A sudden fuel supply shock could easily crumble many schemes currently in the works to build out the nuclear sector. As the cost of nuclear fuel increases over times and the supply of fuel becomes uncertain, corporations could revert to dirtier energy produced by fossil fuels, or perhaps scale back their ambitions entirely.
Uncertain Fallout
The potential uranium crunch illustrates the deep uncertainty of blanket tariffs. While the tariffs are aimed at fentanyl smuggling and illegal immigration, their impact in the real world is unlikely to be limited to just those targets. The blunt tool of tariffs will entangle untold other cross-border flows and risk many industries.5 Just as knocking out the uranium domino could unleash a complex economic crisis for tech and energy, other sectors could face similarly complex fallout. All industries face forward risk from heavy tariffs.
By pulling the tariff lever in service of just one political goal—border security—the Trump Administration puts at risk its policy goals in AI, energy and other areas. The executive branch wields significant power over trade policy. Come Inauguration Day, the new president should tread carefully and avoid uncertain economic gambles.

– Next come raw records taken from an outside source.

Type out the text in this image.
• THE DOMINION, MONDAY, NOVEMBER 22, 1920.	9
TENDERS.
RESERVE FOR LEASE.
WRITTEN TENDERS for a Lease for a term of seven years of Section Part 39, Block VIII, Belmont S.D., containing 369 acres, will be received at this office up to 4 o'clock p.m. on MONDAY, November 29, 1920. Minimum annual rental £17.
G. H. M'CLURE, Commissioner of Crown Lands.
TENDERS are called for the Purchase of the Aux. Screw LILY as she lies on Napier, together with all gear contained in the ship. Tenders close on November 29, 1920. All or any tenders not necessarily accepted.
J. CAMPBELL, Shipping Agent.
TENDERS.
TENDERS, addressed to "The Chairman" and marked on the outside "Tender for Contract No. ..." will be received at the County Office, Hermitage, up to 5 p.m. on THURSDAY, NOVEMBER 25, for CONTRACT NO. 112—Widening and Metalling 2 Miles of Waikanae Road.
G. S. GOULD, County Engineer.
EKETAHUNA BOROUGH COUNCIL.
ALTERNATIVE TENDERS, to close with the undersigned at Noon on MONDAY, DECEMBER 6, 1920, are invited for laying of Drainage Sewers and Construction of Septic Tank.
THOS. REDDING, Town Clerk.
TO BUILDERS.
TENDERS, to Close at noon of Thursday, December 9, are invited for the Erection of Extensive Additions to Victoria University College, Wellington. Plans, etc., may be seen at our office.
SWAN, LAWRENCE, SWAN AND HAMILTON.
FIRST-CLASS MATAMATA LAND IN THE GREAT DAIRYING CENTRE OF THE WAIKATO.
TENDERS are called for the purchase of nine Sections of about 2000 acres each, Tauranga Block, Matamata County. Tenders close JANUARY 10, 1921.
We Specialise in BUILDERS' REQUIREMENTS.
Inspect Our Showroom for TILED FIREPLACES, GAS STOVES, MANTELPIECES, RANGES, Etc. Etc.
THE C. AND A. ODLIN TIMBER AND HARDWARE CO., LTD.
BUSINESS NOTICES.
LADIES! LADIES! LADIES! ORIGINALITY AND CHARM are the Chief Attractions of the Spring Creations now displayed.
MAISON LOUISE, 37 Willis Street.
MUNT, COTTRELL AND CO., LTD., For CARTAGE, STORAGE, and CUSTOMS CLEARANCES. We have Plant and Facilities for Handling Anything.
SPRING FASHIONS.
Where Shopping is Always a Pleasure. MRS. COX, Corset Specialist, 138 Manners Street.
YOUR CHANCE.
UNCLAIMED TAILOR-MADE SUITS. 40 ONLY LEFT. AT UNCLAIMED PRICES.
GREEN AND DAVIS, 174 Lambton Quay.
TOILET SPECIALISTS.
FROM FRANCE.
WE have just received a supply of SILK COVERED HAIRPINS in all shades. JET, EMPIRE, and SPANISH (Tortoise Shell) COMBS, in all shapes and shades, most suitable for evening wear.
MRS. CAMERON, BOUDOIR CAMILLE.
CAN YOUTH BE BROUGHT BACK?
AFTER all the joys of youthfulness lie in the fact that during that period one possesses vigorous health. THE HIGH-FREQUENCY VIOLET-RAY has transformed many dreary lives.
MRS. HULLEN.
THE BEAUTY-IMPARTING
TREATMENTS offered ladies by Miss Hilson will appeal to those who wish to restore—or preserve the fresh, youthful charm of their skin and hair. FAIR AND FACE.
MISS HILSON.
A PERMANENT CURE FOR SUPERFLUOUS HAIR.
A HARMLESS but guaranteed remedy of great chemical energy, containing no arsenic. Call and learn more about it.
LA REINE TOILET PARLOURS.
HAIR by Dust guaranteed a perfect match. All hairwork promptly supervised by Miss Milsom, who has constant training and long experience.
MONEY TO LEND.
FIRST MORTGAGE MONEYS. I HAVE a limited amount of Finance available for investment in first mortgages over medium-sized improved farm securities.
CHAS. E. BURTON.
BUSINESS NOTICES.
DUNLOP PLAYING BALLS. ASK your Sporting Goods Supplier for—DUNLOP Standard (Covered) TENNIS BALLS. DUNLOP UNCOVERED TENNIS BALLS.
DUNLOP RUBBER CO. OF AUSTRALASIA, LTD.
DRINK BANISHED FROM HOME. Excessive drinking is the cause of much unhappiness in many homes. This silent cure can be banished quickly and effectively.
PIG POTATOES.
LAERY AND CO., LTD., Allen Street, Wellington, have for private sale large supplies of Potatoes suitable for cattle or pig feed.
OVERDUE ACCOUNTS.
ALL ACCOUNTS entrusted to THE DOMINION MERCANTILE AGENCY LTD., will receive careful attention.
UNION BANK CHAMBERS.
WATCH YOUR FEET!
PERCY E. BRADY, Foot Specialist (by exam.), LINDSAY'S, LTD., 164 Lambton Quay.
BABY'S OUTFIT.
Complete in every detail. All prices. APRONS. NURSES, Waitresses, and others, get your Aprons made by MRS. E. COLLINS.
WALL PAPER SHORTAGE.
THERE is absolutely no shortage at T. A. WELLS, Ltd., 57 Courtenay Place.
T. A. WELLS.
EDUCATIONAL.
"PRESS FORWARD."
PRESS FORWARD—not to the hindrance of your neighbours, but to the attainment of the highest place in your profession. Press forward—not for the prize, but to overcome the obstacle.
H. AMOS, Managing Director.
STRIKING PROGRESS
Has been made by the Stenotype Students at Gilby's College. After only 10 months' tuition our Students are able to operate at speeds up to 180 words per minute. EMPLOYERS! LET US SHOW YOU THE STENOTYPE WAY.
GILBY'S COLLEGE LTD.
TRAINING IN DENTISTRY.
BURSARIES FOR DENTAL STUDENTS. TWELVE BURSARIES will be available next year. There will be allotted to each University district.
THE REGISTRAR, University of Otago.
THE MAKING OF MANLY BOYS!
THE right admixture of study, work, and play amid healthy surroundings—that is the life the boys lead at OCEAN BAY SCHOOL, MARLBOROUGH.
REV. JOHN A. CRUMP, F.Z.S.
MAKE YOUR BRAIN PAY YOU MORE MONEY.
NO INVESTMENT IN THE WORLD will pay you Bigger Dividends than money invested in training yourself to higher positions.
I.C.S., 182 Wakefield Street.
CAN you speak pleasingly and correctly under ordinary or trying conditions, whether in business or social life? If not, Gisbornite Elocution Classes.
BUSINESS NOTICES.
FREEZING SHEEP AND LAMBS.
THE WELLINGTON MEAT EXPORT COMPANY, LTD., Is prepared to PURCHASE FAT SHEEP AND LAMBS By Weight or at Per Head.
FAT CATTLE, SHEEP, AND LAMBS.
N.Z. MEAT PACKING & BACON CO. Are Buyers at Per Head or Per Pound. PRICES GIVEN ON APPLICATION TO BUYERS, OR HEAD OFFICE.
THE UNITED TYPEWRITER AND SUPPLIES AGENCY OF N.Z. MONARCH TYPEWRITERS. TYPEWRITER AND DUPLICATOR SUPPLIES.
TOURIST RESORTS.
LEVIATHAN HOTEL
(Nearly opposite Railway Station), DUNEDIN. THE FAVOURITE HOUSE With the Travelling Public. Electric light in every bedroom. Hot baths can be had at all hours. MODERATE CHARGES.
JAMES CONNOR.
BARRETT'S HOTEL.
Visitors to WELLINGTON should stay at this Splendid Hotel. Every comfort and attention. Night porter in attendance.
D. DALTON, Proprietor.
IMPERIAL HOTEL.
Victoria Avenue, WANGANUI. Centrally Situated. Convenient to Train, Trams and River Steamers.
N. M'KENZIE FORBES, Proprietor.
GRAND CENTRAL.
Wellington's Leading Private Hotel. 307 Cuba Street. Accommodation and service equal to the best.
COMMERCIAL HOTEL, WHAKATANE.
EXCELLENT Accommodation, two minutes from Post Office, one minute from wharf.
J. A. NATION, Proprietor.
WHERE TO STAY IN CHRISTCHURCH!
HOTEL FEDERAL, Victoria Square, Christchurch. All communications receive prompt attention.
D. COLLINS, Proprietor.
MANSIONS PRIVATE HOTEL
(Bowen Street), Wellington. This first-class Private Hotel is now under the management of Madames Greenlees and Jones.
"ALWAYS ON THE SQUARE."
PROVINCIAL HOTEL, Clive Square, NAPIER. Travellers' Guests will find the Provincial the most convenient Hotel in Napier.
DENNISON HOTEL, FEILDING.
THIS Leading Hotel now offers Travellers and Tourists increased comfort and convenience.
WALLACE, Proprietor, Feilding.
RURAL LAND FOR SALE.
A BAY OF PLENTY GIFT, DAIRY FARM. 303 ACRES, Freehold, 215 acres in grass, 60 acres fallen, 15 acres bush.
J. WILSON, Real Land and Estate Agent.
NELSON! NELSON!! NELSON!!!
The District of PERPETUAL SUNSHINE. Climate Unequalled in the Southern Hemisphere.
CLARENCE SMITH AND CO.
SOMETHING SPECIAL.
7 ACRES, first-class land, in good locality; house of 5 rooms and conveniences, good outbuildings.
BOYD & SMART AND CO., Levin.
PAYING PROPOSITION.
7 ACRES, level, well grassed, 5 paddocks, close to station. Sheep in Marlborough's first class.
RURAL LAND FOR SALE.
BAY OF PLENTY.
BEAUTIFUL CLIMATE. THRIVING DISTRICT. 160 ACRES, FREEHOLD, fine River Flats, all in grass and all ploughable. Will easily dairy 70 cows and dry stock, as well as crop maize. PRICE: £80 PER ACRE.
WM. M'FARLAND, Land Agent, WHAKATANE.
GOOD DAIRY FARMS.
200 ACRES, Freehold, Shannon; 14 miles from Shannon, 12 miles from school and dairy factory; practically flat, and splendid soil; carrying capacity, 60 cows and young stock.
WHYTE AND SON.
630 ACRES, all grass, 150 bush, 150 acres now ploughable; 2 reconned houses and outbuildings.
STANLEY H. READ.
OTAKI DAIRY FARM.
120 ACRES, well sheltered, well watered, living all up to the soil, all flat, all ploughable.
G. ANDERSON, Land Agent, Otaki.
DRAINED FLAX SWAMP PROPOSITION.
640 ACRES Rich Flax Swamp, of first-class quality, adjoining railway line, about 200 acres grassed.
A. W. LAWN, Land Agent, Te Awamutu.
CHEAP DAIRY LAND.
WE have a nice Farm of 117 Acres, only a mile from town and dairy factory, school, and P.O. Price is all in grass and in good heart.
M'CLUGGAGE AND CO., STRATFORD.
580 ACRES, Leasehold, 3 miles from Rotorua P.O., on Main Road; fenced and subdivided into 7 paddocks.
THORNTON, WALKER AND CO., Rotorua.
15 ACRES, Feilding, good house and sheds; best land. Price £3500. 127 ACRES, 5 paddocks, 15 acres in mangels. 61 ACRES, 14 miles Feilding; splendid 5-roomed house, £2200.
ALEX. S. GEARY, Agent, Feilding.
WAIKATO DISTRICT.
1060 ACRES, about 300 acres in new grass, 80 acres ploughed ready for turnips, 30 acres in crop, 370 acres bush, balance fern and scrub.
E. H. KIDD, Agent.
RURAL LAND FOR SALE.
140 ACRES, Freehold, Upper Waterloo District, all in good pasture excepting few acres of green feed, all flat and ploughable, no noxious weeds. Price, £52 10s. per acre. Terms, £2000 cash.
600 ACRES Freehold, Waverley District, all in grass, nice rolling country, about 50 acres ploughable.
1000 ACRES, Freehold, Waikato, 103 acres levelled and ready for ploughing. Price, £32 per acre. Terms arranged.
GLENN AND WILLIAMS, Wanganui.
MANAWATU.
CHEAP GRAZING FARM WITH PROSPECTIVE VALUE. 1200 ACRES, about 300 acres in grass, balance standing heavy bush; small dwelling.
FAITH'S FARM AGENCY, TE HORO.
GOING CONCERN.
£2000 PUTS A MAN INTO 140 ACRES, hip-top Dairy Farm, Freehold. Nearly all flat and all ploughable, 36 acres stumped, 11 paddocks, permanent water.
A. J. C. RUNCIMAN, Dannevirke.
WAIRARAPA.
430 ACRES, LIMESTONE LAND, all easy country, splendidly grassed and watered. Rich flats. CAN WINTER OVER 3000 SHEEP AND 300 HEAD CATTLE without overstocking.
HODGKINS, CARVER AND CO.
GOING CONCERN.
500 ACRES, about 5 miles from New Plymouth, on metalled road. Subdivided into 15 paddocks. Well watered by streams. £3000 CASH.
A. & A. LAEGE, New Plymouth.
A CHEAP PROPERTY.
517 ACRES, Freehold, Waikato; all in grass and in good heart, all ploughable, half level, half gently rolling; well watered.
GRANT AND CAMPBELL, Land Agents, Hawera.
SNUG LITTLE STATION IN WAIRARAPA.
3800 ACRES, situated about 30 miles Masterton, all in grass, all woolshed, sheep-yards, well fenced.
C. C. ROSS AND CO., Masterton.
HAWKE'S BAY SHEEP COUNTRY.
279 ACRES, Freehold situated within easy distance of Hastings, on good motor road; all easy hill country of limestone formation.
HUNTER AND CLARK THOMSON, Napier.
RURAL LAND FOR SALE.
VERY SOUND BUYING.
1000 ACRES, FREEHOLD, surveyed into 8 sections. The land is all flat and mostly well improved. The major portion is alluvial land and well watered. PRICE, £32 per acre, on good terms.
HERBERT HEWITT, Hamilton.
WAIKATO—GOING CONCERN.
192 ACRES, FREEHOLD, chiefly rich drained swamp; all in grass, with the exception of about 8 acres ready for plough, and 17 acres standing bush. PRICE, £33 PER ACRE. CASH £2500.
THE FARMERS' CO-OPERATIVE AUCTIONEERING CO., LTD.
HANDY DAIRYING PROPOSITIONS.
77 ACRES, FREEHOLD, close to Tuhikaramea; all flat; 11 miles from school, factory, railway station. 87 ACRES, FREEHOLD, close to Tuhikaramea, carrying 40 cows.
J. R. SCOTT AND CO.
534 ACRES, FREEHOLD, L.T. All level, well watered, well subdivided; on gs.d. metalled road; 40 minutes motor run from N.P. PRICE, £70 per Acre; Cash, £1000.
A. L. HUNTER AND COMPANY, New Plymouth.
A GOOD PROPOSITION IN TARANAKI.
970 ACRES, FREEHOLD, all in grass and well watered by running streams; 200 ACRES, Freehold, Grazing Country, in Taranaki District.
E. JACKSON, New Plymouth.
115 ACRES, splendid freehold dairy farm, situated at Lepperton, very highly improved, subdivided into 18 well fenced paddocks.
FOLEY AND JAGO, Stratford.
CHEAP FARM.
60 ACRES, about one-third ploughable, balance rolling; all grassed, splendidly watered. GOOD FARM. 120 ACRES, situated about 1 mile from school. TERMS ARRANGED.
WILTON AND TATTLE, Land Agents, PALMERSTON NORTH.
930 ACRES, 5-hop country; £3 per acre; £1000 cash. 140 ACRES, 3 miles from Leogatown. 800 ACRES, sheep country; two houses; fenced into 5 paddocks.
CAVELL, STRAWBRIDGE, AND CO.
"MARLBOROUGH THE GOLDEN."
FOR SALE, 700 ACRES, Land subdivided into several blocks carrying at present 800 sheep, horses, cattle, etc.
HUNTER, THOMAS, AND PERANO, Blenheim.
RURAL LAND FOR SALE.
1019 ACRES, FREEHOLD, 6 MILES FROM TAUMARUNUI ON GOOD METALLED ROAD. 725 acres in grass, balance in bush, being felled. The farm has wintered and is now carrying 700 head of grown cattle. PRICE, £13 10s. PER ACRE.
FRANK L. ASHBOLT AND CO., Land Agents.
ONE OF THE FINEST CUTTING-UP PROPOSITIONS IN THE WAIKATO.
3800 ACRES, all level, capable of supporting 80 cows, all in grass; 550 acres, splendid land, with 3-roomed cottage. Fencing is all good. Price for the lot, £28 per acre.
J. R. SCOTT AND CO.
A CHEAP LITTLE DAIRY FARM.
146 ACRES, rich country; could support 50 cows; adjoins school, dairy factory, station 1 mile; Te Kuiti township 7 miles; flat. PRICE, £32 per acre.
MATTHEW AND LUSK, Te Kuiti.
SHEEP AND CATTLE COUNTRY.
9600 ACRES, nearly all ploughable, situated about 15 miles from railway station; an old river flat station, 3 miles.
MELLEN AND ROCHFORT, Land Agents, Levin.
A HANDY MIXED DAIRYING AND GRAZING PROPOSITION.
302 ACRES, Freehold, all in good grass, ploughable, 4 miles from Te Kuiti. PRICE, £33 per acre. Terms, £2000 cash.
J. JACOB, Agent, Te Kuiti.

Biden had initially granted some waivers for uranium imports from Russia to ensure steady supply. Those waivers are now void.
Concentrations in Canadian deposits reach 18%, compared with an average of 1% in across other global deposits.
France is likely to need more uranium, likely from Canada, as it too is going through a sudden supply crunch. This past week, France’s uranium operations in its biggest supplier, Niger, were taken over by the West African nation’s military. Across all U.S. allies, access to this critical resource is faltering.
According to the Nuclear Energy Institute, nuclear fuel represents about 20% of nuclear energy costs, a proportion substantial enough to likely drive price increases.
Note that Canada is the second best source of countless energy and tech essential critical minerals outside of China. For hard tech, these tariffs will not doubt scramble countless supply chains. In many critical mineral cases the tangible impact will be far more immediate than the potentail slow burn of nuclear’ s often plodding timelines.